Dolgopolov, the 2012 champion (the last Olympic year) took full advantage of that depleted field, and won the biggest title of his career over a resurgent Tommy Haas (who is sadly no longer with us...at this tournament that is, he's still alive!). I've always enjoyed the sheer maniacal physicality of Dolgopolov's game, and since I don't think the long-term prospects of being able to do what he does are good (if you've seen his serve and forehand, you'll know what I mean) it's good to see him bounding about the grounds here like a Roe-Deer in the Ukraine.
Borna Coric will impress me very much if he can recover from an emotional weekend in Oregon, and justify his seeding by overcoming the winner of Sugita Yuichi and Vasek Pospisil. Pospisil was the 2014 finalist here, this despite being less known for his singles exploits than his illustrious doubles partner. 2016 has not been kind to this kind Canadian who glides about the baseline as easily as a man his size can, and this would be a nice way to start a recovery of the remainder of his season. But he'll have to get through an exceptionally competitive Yuichi, who's coming off a grass court victory over Taylor Fritz, to do it, and the popular teen ager from Croatia who will have no American fans (old enough to drink) on his side, given what he heroically did in Oregon to one Mr. Sock.

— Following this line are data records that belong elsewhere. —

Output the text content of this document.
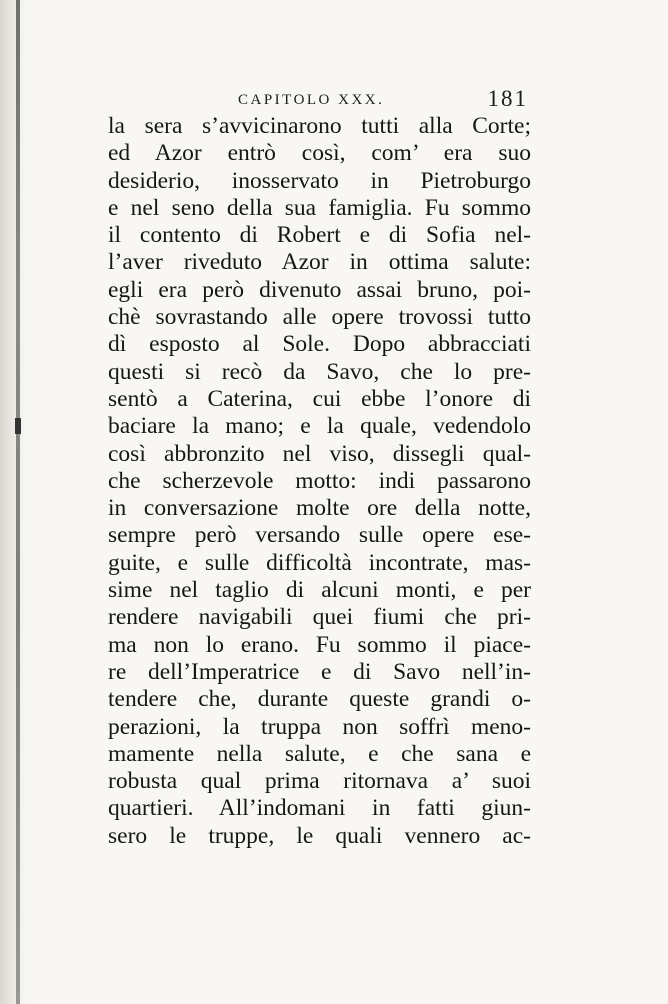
CAPITOLO XXX.	181
la sera s’avvicinarono tutti alla Corte;
ed Azor entrò così, com’ era suo
desiderio, inosservato in Pietroburgo
e nel seno della sua famiglia. Fu sommo
il contento di Robert e di Sofia nel-
l’aver riveduto Azor in ottima salute:
egli era però divenuto assai bruno, poi-
chè sovrastando alle opere trovossi tutto
dì esposto al Sole. Dopo abbracciati
questi si recò da Savo, che lo pre-
sentò a Caterina, cui ebbe l’onore di
baciare la mano; e la quale, vedendolo
così abbronzito nel viso, dissegli qual-
che scherzevole motto: indi passarono
in conversazione molte ore della notte,
sempre però versando sulle opere ese-
guite, e sulle difficoltà incontrate, mas-
sime nel taglio di alcuni monti, e per
rendere navigabili quei fiumi che pri-
ma non lo erano. Fu sommo il piace-
re dell’Imperatrice e di Savo nell’in-
tendere che, durante queste grandi o-
perazioni, la truppa non soffrì meno-
mamente nella salute, e che sana e
robusta qual prima ritornava a’ suoi
quartieri. All’indomani in fatti giun-
sero le truppe, le quali vennero ac-
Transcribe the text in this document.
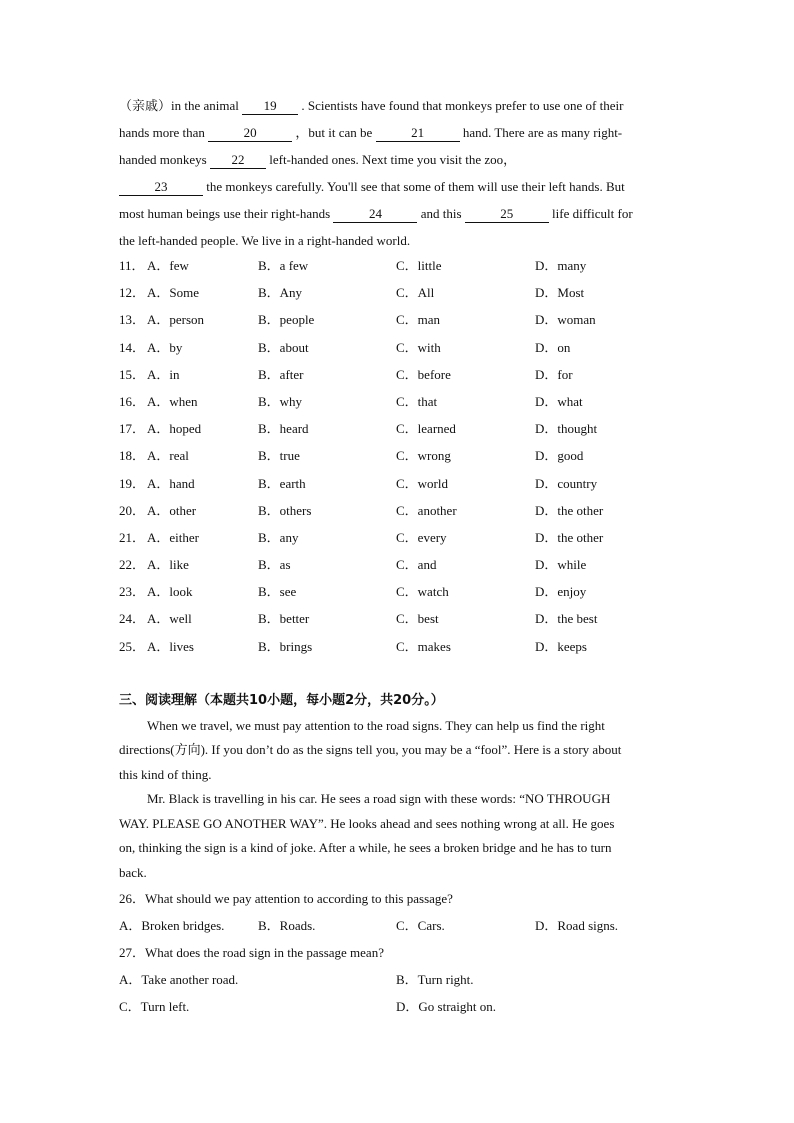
（亲戚）in the animal 19 . Scientists have found that monkeys prefer to use one of their
hands more than	20	，but it can be	21	hand. There are as many right-
handed monkeys 22 left-handed ones. Next time you visit the zoo，
23	the monkeys carefully. You'll see that some of them will use their left hands. But
most human beings use their right-hands	24	and this	25	life difficult for
the left-handed people. We live in a right-handed world.
11． A．few	B．a few	C．little	D．many
12． A．Some	B．Any	C．All	D．Most
13． A．person	B．people	C．man	D．woman
14． A．by	B．about	C．with	D．on
15． A．in	B．after	C．before	D．for
16． A．when	B．why	C．that	D．what
17． A．hoped	B．heard	C．learned	D．thought
18． A．real	B．true	C．wrong	D．good
19． A．hand	B．earth	C．world	D．country
20． A．other	B．others	C．another	D．the other
21． A．either	B．any	C．every	D．the other
22． A．like	B．as	C．and	D．while
23． A．look	B．see	C．watch	D．enjoy
24． A．well	B．better	C．best	D．the best
25． A．lives	B．brings	C．makes	D．keeps
三、阅读理解（本题共10小题，每小题2分，共20分。）
When we travel, we must pay attention to the road signs. They can help us find the right
directions(方向). If you don’t do as the signs tell you, you may be a “fool”. Here is a story about
this kind of thing.
Mr. Black is travelling in his car. He sees a road sign with these words: “NO THROUGH
WAY. PLEASE GO ANOTHER WAY”. He looks ahead and sees nothing wrong at all. He goes
on, thinking the sign is a kind of joke. After a while, he sees a broken bridge and he has to turn
back.
26．What should we pay attention to according to this passage?
A．Broken bridges.	B．Roads.	C．Cars.	D．Road signs.
27．What does the road sign in the passage mean?
A．Take another road.	B．Turn right.
C．Turn left.	D．Go straight on.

The final places in the draw go to Gael Monfils, the flamboyant Frenchman left off the Davis Cup team that went to the Czech Republic and kept the dream alive of another night in Lyon, seeded 2nd and shorn of his infamous ungainly mane of locks. With any luck, he will also be shorn of any desire to entertain at the expense of competing, and hopefully he will also do his on court interviews in English. He awaits the winner of Randy Liu, who won a Challenger title on grass in England before Wimbledon this year, is probably the 3rd most famous player in the draw to beat Andy Roddick at a major (Wimbledon in 2010), and is in all likelihood the most famous athlete outside of Chinese Taipei from Chinese Taipei, and yet another American, Austin Krajicek. It may surprise you that he plays for the Stars and Stripes, given that he is a distant cousin of 1996 Wimbledon Champion Richard Krajicek and an even more distant cousin of Michaella Krajicek (Richard's half-sister). My money's on Lu in the first round, and Monfils in the second...an inspired pick, I know.
Well, that's probably everything you'd want to know (and then some) about the Men's Draw at the Citi Open this year!